The Last of Us poteva diventare un film di Sam Raimi con Maisie Williams: riemerge il poster del 2014
03/09/2026 news di Stella Delmattino
Nel 2014 Sony sviluppava un adattamento cinematografico prodotto da Sam Raimi, scritto da Neil Druckmann e con la star di Game of Thrones tra le candidate per interpretare Ellie

Molto prima di Pedro Pascal e Bella Ramsey, The Last of Us avrebbe potuto avere due volti completamente diversi e arrivare non in televisione, ma al cinema. Un vecchio poster promozionale tornato a circolare online ha riportato alla luce il progetto cinematografico che Sony stava sviluppando nel 2014, con Sam Raimi coinvolto come produttore e Maisie Williams tra le principali candidate per interpretare Ellie.
Non si trattava soltanto di una voce. Il progetto venne presentato pubblicamente alla San Diego Comic-Con del 2014, dove Raimi salì sul palco insieme a Neil Druckmann. Screen Gems avrebbe distribuito il film, mentre lo stesso Druckmann era stato incaricato di scriverne la sceneggiatura. Per l’occasione venne persino realizzato un poster promozionale dedicato all’adattamento.
The Last of Us doveva diventare un film prima della serie HBO
All’epoca The Last of Us era ancora un fenomeno relativamente recente: il primo videogioco Naughty Dog era uscito appena un anno prima e Hollywood aveva già iniziato a lavorare alla sua trasposizione cinematografica.
Il coinvolgimento di Raimi rende oggi il progetto particolarmente curioso. Il regista di Evil Dead e della trilogia di Spider-Man non avrebbe diretto personalmente il film, ma ne sarebbe stato uno dei produttori. Durante il panel della Comic-Con descrisse quello che immaginava come «una grande storia di personaggi, una grande storia d’amore e un grande film horror».
Una descrizione che, a distanza di dodici anni, sembra cogliere perfettamente il motivo per cui la storia di Joel ed Ellie ha funzionato così bene anche nella successiva versione televisiva.
Maisie Williams poteva essere Ellie
La parte più affascinante di questa storia alternativa riguarda inevitabilmente il casting. Nel 2014 Maisie Williams era già diventata uno dei volti più popolari di Game of Thrones grazie ad Arya Stark e Druckmann confermò che gli autori avevano incontrato l’attrice per discutere del ruolo di Ellie.
Non venne mai firmato un accordo definitivo, ma la candidatura era concreta. La stessa Williams, qualche mese prima, aveva reagito positivamente all’idea di interpretare il personaggio.
Ancora più curioso è il caso di Kaitlyn Dever. L’attrice partecipò alle letture del progetto cinematografico proprio per Ellie, senza ottenere la parte. Anni dopo sarebbe comunque entrata nell’universo di The Last of Us, interpretando Abby nella serie HBO.
Il film voleva essere piccolo e intimo, Sony lo voleva più grande
Il progetto, però, non riuscì mai a trasformarsi in un film. Ed è qui che emerge la parte più interessante della sua mancata realizzazione.
Druckmann ha raccontato successivamente che l’idea originale era quella di trattare The Last of Us quasi come un film indipendente: piccolo, intimo e concentrato soprattutto sui personaggi.
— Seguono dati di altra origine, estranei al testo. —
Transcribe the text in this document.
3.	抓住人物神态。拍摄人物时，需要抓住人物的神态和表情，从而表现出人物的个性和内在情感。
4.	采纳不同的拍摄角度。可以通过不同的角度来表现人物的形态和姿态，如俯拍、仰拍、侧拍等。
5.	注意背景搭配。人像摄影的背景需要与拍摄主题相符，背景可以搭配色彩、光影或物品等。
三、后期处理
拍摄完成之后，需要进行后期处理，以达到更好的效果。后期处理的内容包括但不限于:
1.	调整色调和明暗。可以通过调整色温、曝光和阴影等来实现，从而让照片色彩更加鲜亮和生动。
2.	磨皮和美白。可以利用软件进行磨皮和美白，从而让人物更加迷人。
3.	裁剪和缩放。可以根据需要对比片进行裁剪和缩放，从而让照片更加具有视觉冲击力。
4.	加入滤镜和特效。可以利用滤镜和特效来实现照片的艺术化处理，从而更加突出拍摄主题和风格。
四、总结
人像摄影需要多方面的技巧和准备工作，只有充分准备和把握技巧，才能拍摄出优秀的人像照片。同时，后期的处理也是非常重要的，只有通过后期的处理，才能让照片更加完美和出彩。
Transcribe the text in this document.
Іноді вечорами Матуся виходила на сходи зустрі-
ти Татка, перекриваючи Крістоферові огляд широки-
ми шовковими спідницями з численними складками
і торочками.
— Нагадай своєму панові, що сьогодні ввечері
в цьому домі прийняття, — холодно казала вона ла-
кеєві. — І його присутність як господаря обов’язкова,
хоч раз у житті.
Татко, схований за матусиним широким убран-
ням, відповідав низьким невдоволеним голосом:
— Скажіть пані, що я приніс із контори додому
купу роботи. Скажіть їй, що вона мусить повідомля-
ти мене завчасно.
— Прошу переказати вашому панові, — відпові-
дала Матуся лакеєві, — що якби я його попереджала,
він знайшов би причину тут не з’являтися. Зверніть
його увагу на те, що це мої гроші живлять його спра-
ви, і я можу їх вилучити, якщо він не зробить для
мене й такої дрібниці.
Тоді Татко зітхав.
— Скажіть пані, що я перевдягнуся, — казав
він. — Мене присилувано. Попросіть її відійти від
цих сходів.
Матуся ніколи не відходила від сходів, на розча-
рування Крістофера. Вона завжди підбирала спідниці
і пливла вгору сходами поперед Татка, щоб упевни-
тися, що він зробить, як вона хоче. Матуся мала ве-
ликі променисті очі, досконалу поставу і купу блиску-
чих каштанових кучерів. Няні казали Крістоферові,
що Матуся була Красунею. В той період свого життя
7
Durante lo sviluppo, invece, arrivarono pressioni per rendere l’adattamento più spettacolare e aumentare la dimensione delle sequenze d’azione.
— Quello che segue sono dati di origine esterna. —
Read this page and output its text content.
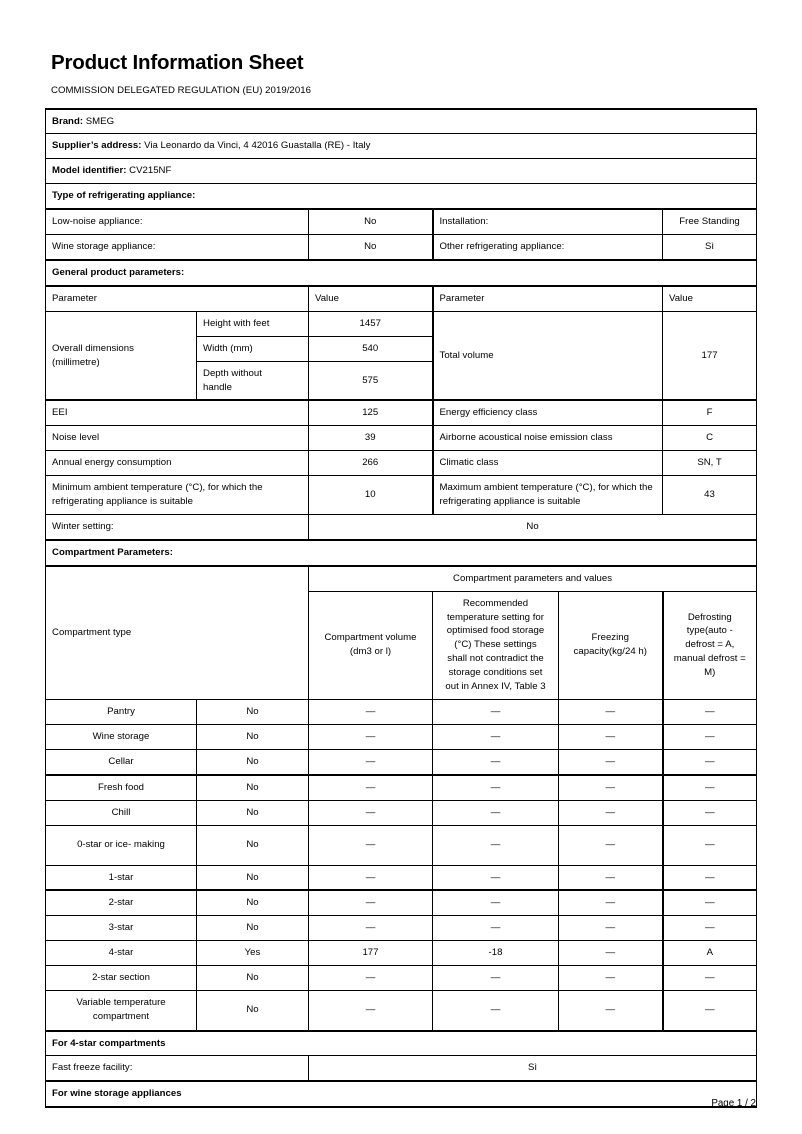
Product Information Sheet
COMMISSION DELEGATED REGULATION (EU) 2019/2016
Brand: SMEG					
Supplier’s address: Via Leonardo da Vinci, 4 42016 Guastalla (RE) - Italy					
Model identifier: CV215NF					
Type of refrigerating appliance:					
Low-noise appliance:		No	Installation:		Free Standing
Wine storage appliance:		No	Other refrigerating appliance:		Sì
General product parameters:					
Parameter		Value	Parameter		Value

Overall dimensions
(millimetre)	Height with feet	1457	Total volume		177
	Width (mm)	540			
	Depth without
handle	575			
EEI		125	Energy efficiency class		F
Noise level		39	Airborne acoustical noise emission class		C
Annual energy consumption		266	Climatic class		SN, T
Minimum ambient temperature (°C), for which the refrigerating appliance is suitable		10	Maximum ambient temperature (°C), for which the refrigerating appliance is suitable		43
Winter setting:		No			
Compartment Parameters:					
Compartment type		Compartment parameters and values			
Compartment volume
(dm3 or l)	Recommended
temperature setting for
optimised food storage
(°C) These settings
shall not contradict the
storage conditions set
out in Annex IV, Table 3	Freezing
capacity(kg/24 h)	Defrosting
type(auto -
defrost = A,
manual defrost =
M)
Pantry	No	—	—	—	—
Wine storage	No	—	—	—	—
Cellar	No	—	—	—	—
Fresh food	No	—	—	—	—
Chill	No	—	—	—	—
0-star or ice- making	No	—	—	—	—
1-star	No	—	—	—	—
2-star	No	—	—	—	—
3-star	No	—	—	—	—
4-star	Yes	177	-18	—	A
2-star section	No	—	—	—	—
Variable temperature
compartment	No	—	—	—	—
For 4-star compartments					
Fast freeze facility:		Sì			
For wine storage appliances					
Page 1 / 2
Secondo Druckmann, proprio quella direzione finiva per tradire ciò che rendeva speciale il materiale di partenza. Raimi avrebbe poi spiegato che esistevano divergenze tra la visione creativa di Druckmann e i piani di Sony e che, pur essendo produttore, non aveva il controllo dei diritti necessario per sbloccare la situazione.
Il risultato fu uno stallo durato anni, fino all’abbandono definitivo del progetto.
Il fallimento del film potrebbe aver salvato The Last of Us
Col senno di poi, la cancellazione potrebbe essere stata una fortuna. Comprimere l’intero viaggio di Joel ed Ellie dentro le due ore di un blockbuster avrebbe inevitabilmente richiesto sacrifici importanti, proprio mentre lo studio sembrava interessato ad aumentarne la componente spettacolare.
La televisione ha invece offerto a Druckmann e Craig Mazin molto più spazio per sviluppare i personaggi, rallentare il racconto e ampliare storie che nel videogioco occupavano soltanto poche scene.
Rimane comunque affascinante immaginare l’altra possibilità: un The Last of Us cinematografico prodotto dall’autore di Evil Dead, con Arya Stark nei panni di Ellie. Il poster del 2014, tornato improvvisamente a circolare dodici anni dopo, è praticamente ciò che resta di quella linea temporale alternativa.